22. Oktober 2015Da Millionen Kredite mit Fehlern in der Widerrufsbelehrung versehen sind, nutzten bereits Zehntausende Bauherren den Umstand zur Flucht in günstigere Zinsen. Für alle anderen läuft die Uhr, denn der Gesetzgeber will die Lücke zeitnah schließen.

Bisher beispiellos in Deutschland

Weil seit November 2002 Millionen Baufinanzierungen Fehler in der Widerrufsbelehrung aufzeigen, haben Bauherren die einmalige Chance, die teure Altfinanzierung gegen eine neue mit wesentlich niedrigeren Zinsen einzutauschen. Das aktuelle Zinsniveau stellt die Einsparung von vierstelligen Eurobeträgen in Aussicht.

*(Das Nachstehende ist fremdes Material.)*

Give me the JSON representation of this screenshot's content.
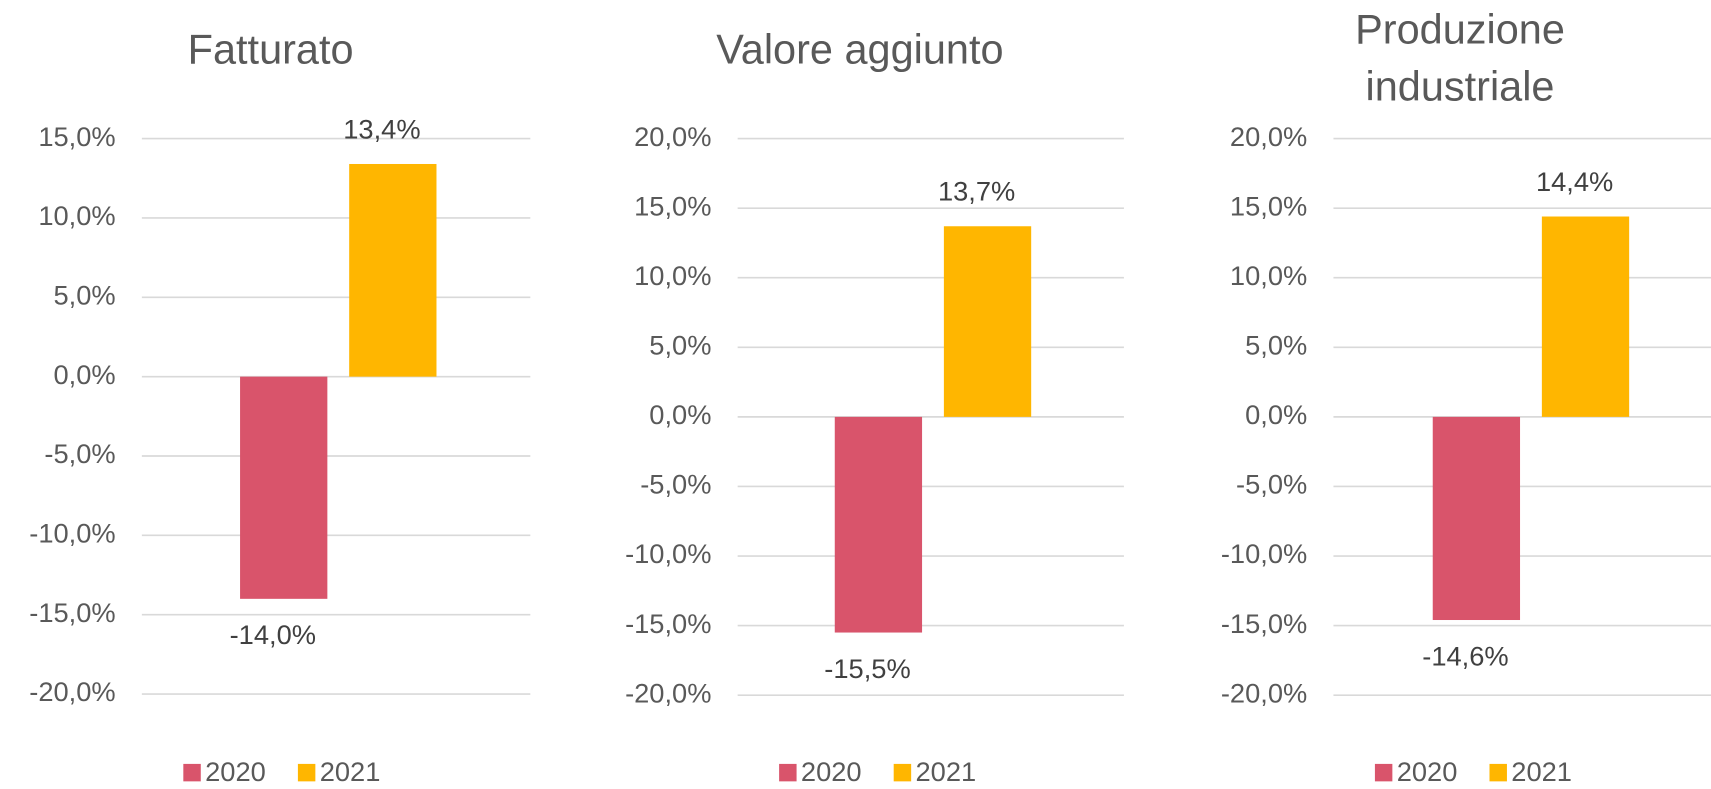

Am Anfang wagten nur wenige Bauherren den Schritt, da die Baufinanzierer den Ausstieg mit allen verfügbaren Mitteln erschweren. Mittlerweile ist vielen die Rechtslage klar: Wenn ein Baukredit formale Fehler enthält, kann der komplette Vertrag auch Jahre später für ungültig erklärt werden. Auf dieser Grundlage hat sich in den vergangenen drei Jahren eine bisher nicht da gewesene Widerrufswelle entwickelt. Zahllose Bauherren suchen nach Fehlern in der Widerrufsbelehrung und freuen sich auf die günstigeren Zinsen bei Neuverträgen.

Die Bundesregierung plant ein Ende

Ein Gesetzentwurf soll das alte unbefristete Widerrufsrecht zum 21. Juni des kommenden Jahres zum Erlöschen bringen. Betroffen sind Verbraucher mit Immobilienkrediten aus den Jahren 2002 bis 2010. Es geht dabei um Immobiliendarlehen im Wert von etwa 1.6 Billionen Euro. Die Verbraucherverbände erwarten, dass die Regierung dem ewigen Widerruf im Sommer 2016 ein Ende bereitet, in trockenen Tüchern ist die Gesetzesinitiative jedoch noch nicht.

Expertenbeistand und baldiges Handeln empfohlen

Da es bei der Widerrufsbelehrung um richtig viel Geld geht, sollten Bauherren ihre Verträge studieren und mithilfe unabhängiger Experten ihre Chancen feststellen. Zudem wird die Zeit knapp und wer bisher nichts unternommen hat, könnte aufgrund der komplexen Angelegenheit in Zeitnot geraten.

Die Chancen sind in den meisten Fällen recht gut, solange die Bank bei der Finanzierung eine fehlerhafte Widerrufsbelehrung beziehungsweise eine unzureichende Musterbelehrung verwendet hat. Seit dem zweiten November steht das Widerrufsrecht auch Kreditnehmern mit Immobiliendarlehen zu. Häufig vorkommende Fehler sind beispielsweise unklarer Beginn der Widerrufsfrist, verwirrende Klauselformulierung oder fehlende vorgeschriebene Fettschrift. Bei diesen Fehlern läuft die normalerweise nur 14-tägige Widerrufsfrist nicht planmäßig an und ist auch keiner Verjährung ausgesetzt. Zumindest bis zum Juni 2016.